We have the same problem, except with both my MIL and FIL. It's hard to tell who's worse. Fun, huh?! After 10 years of shit, and a scene caused at our son's christening over two months ago, we have taken a break. I wrote an entry about it all after it happened, in August. My husband finally took a stand like Mr.Chick. My MIL has mental illness issues, too, and refuses to accept them even though she had been on Antidepressants in the past. I'm the problem to them; always have been.

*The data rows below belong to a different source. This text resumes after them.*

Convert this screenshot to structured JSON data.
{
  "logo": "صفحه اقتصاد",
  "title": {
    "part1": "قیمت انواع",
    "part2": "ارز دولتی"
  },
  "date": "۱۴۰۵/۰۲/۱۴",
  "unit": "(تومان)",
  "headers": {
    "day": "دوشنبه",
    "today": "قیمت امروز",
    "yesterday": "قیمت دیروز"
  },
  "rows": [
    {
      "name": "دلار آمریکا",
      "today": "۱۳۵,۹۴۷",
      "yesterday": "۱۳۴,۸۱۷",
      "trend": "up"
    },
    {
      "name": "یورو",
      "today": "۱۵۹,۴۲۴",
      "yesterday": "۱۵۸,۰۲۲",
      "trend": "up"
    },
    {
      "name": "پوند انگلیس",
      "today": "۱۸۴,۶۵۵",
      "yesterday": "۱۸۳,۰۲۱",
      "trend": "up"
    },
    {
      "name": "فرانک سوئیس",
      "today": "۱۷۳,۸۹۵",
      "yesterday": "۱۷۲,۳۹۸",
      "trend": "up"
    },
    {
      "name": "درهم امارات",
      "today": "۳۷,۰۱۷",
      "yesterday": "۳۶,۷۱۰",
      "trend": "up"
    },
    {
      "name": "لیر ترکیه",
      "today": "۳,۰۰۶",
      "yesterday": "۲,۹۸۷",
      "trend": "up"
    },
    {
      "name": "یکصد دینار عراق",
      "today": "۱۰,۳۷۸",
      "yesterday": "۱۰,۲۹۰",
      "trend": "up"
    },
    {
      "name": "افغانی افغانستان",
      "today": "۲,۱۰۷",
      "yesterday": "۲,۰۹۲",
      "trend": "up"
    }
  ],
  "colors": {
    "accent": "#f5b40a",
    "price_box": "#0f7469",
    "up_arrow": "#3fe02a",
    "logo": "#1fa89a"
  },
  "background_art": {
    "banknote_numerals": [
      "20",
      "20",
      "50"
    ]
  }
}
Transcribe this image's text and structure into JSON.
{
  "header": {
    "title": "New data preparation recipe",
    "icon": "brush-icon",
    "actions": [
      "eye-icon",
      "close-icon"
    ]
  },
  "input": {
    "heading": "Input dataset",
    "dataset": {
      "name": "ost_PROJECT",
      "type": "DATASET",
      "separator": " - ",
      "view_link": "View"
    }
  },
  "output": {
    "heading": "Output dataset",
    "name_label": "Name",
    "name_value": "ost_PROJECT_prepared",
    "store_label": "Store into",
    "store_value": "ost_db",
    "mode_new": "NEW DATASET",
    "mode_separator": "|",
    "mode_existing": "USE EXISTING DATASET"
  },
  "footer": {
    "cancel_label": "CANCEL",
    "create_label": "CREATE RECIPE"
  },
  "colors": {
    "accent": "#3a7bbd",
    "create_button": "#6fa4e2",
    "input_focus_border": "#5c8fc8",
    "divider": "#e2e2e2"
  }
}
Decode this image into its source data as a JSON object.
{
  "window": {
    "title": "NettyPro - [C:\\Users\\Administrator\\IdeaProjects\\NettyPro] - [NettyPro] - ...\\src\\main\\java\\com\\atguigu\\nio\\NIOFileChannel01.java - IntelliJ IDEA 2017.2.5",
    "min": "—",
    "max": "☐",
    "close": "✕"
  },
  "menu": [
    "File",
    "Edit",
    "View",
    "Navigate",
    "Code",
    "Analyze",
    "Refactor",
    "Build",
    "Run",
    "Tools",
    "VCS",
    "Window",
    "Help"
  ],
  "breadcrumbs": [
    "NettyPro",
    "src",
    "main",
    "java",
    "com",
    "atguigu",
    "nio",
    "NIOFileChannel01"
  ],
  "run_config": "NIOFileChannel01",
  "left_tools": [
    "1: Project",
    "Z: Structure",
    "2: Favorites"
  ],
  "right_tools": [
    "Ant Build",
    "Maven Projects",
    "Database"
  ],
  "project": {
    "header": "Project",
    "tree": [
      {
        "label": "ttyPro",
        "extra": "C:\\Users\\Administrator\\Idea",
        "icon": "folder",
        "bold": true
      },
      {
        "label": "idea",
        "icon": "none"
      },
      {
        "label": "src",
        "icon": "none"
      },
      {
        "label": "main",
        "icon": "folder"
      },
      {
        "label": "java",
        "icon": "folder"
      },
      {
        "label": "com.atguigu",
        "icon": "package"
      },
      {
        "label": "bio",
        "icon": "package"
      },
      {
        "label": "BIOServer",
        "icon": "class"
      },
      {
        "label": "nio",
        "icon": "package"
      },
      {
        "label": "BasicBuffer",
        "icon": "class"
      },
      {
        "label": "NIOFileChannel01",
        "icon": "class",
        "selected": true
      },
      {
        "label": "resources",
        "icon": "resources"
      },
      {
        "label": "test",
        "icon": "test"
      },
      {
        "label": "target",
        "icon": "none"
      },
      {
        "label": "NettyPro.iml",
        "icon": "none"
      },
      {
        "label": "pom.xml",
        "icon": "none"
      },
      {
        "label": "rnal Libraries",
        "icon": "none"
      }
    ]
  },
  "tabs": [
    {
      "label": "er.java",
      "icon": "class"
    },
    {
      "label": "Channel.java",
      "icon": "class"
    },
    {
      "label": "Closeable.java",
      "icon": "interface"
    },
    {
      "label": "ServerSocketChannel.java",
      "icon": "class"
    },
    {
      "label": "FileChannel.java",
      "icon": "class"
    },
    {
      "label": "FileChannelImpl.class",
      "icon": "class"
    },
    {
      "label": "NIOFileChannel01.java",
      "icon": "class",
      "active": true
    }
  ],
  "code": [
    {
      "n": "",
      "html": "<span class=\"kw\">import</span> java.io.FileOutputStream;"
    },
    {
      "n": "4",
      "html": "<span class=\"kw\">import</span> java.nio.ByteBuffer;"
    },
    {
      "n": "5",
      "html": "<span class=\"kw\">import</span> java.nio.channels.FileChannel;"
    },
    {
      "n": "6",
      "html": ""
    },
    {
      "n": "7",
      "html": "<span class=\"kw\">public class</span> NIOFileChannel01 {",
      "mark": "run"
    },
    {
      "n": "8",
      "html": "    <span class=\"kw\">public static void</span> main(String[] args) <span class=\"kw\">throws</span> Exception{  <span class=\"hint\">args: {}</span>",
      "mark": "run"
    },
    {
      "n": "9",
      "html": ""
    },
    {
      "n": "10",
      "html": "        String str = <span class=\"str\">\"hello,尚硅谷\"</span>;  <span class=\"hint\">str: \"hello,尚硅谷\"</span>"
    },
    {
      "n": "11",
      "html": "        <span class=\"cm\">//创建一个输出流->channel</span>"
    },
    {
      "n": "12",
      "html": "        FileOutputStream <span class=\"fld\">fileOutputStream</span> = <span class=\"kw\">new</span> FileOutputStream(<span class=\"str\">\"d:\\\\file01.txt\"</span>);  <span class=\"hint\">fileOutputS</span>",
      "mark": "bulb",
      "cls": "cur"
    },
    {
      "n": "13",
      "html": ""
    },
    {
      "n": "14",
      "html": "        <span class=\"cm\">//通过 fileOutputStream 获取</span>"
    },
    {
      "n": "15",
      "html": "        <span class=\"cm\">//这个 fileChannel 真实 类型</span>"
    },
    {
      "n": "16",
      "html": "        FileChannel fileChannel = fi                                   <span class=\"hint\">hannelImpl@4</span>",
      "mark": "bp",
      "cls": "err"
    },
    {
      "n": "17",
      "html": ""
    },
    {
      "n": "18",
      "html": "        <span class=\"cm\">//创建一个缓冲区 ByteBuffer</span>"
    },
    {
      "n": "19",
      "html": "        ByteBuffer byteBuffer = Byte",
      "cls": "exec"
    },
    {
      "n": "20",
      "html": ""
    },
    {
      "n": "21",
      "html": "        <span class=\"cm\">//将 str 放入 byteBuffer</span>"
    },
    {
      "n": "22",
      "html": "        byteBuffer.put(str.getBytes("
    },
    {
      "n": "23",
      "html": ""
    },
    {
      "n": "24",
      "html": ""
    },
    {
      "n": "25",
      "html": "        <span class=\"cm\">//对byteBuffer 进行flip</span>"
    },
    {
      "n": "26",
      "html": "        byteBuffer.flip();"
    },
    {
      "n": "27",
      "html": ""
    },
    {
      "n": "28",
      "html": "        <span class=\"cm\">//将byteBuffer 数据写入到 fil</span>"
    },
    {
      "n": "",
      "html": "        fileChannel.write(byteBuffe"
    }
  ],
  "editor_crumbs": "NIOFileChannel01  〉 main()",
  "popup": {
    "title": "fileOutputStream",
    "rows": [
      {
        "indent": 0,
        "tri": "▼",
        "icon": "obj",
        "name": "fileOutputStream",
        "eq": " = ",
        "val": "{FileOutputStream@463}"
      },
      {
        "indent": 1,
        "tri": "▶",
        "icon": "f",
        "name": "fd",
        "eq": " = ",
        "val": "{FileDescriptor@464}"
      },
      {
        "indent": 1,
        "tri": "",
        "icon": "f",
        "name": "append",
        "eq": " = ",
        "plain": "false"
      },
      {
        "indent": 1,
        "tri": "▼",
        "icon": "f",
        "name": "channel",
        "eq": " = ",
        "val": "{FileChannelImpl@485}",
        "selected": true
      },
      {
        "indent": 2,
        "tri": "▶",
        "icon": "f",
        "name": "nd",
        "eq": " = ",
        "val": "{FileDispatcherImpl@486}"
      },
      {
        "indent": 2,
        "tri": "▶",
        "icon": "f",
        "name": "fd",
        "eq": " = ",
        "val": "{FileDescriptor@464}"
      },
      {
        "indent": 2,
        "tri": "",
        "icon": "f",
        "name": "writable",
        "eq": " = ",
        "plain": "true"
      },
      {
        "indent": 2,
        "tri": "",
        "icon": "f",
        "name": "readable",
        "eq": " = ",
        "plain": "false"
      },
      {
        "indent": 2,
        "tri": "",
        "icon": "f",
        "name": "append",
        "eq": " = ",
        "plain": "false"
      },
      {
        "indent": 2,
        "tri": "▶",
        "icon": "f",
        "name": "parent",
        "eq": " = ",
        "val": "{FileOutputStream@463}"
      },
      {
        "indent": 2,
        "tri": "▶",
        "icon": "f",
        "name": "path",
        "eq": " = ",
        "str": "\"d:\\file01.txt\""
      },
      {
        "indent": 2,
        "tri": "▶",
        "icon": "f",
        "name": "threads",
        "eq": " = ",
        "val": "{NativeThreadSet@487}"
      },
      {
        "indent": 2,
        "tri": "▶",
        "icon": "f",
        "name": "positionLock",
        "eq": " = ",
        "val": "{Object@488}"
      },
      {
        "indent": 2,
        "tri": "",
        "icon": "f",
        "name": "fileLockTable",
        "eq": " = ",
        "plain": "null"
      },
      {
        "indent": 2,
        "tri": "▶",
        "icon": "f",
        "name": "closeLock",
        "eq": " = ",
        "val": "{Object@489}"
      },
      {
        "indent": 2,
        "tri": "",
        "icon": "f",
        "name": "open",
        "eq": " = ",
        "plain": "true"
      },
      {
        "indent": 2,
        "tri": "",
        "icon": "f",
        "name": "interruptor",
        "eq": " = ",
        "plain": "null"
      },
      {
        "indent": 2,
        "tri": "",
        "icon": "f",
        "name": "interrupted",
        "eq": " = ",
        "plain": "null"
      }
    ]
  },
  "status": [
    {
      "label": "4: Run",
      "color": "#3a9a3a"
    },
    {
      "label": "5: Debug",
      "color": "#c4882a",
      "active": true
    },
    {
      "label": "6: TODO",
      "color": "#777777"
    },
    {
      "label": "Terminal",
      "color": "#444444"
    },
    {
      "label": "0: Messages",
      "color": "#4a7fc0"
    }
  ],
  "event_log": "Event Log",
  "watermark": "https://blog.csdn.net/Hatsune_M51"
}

I'm sorry you have had to go through this craziness, but I am glad Mr.Chick took a stand. You cannot have her ruin your lives, and your childrens. At least your children have one set of good grandparents. I feel bad for our husbands, it must be tough on them. I am glad that they now have chosen to protect our families, our kids, etc. How hard it must be for Mr.Chick who is an only child. How sad.
Bev
 
I am so glad you have a rock of a husband who does stand by you and the kids. Plainly, his mother is mentally ill. And I am so sorry that you have to deal with the situations she creates. I'm also sorry that you will not be seeing his grandparents because of her. I used to have more problems with my MIL but after Alaina came along, I started standing up for myself. We have been really fine since for the most part. I have started worrying about her. She is just 71, but she is getting very forgetful. Last week she forgot she was supposed to be here when Alaina got off the bus. Alaina went to a neighbor's thankfully but it scared me to think that I really have to make sure she is here. I work from home but go out on appointments for the company I work for. They allow me to have a flexible schedule which is wonderful. But I need to know I can count on her being here for my daughter, you know? We are paying close attention to her now to see if we see anything else out of place. This is minor compared to what you have gone through, though. You have to do what is right for your family and thankfully Mr. Chick is making you and the kids his priority. He scores top points in my book. Oh! And congrats on the house sale too!!